Ele cumpriu a promessa. Largou o ônibus e ainda tenta se desvencilhar de vez do carro, que só sai da garagem duas vezes por semana, e olhe lá. Fácil não é. Afinal, são 11 quilômetros até o trabalho, da Vila Izabel à Vila Oficina, percorridos em trinta minutos, em meio a carros, caminhões, ônibus e o que mais transitar por cima do asfalto. Ciclovias no caminho? Um trecho aqui, outro ali.
Daniel não está sozinho. As reivindicações de ciclistas por mais infraestrutura e segurança em Curitiba ecoam por todos os lados, das mídias sociais até as esquinas do Centro. O barulho é alto e só tende a aumentar, garantem os "cicloativistas". O presente é pedido há tempos. Enquanto isso, haja paciência e cuidado na hora de pedalar.

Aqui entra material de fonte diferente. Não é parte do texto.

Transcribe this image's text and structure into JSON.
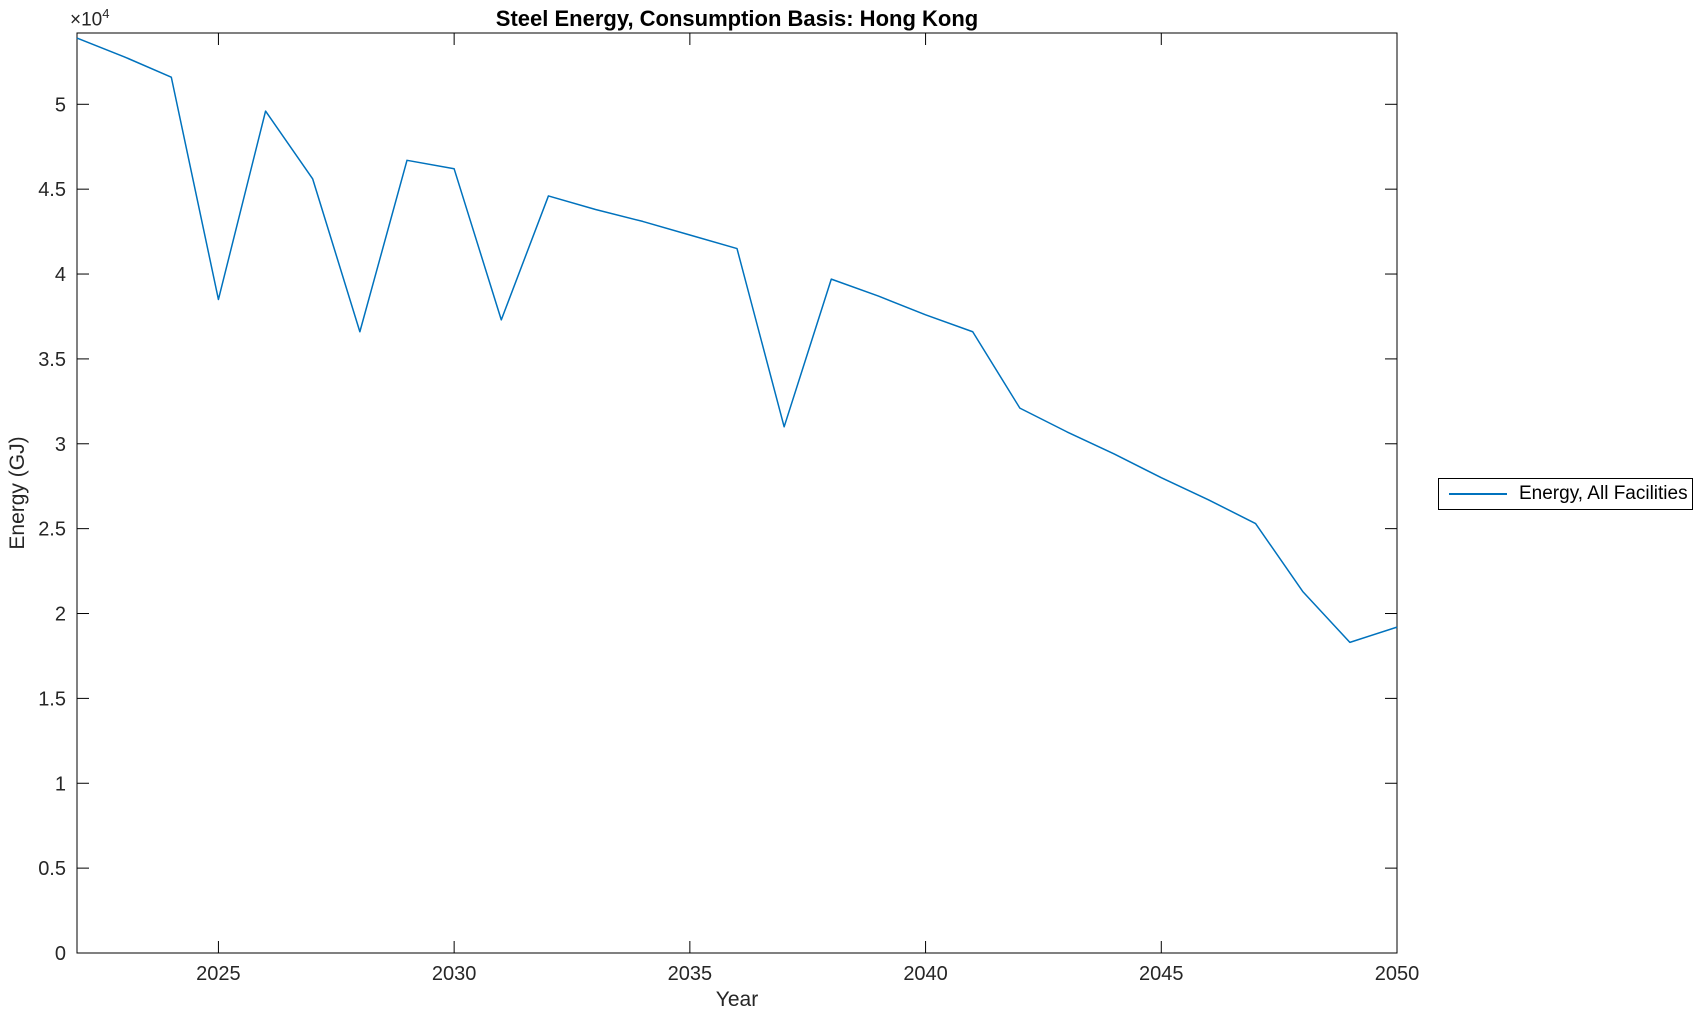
{
  "chart_data": {
    "type": "line",
    "title": "Steel Energy, Consumption Basis: Hong Kong",
    "xlabel": "Year",
    "ylabel": "Energy (GJ)",
    "y_offset_base": "×10",
    "y_offset_exp": "4",
    "x": [
      2022,
      2023,
      2024,
      2025,
      2026,
      2027,
      2028,
      2029,
      2030,
      2031,
      2032,
      2033,
      2034,
      2035,
      2036,
      2037,
      2038,
      2039,
      2040,
      2041,
      2042,
      2043,
      2044,
      2045,
      2046,
      2047,
      2048,
      2049,
      2050
    ],
    "series": [
      {
        "name": "Energy, All Facilities",
        "color": "#0072BD",
        "values": [
          53900,
          52800,
          51600,
          38500,
          49600,
          45600,
          36600,
          46700,
          46200,
          37300,
          44600,
          43800,
          43100,
          42300,
          41500,
          31000,
          39700,
          38700,
          37600,
          36600,
          32100,
          30700,
          29400,
          28000,
          26700,
          25300,
          21300,
          18300,
          19200
        ]
      }
    ],
    "xlim": [
      2022,
      2050
    ],
    "ylim": [
      0,
      54200
    ],
    "xticks": [
      2025,
      2030,
      2035,
      2040,
      2045,
      2050
    ],
    "xtick_labels": [
      "2025",
      "2030",
      "2035",
      "2040",
      "2045",
      "2050"
    ],
    "yticks": [
      0,
      5000,
      10000,
      15000,
      20000,
      25000,
      30000,
      35000,
      40000,
      45000,
      50000
    ],
    "ytick_labels": [
      "0",
      "0.5",
      "1",
      "1.5",
      "2",
      "2.5",
      "3",
      "3.5",
      "4",
      "4.5",
      "5"
    ],
    "grid": false,
    "legend_position": "right-outside",
    "colors": {
      "line": "#0072BD",
      "frame": "#000000",
      "tick_label": "#262626",
      "background": "#ffffff"
    }
  }
}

"A bicicleta está se tornando parte do transporte dos curitibanos, mesmo com todo o risco de se locomover com esse modal. Quando houver uma boa estrutura, haverá ainda mais gente deixando seus carros em casa, em favor de uma cidade mais limpa e saudável", argumenta o engenheiro.
E se a busca por uma melhor qualidade de vida e a defesa do meio ambiente não forem argumentos suficientes para quem ainda opta pelo carro, Daniel tem outro na ponta da língua. "Ah, e andar de bicicleta emagrece também". Pronto. Quer motivo melhor que esse?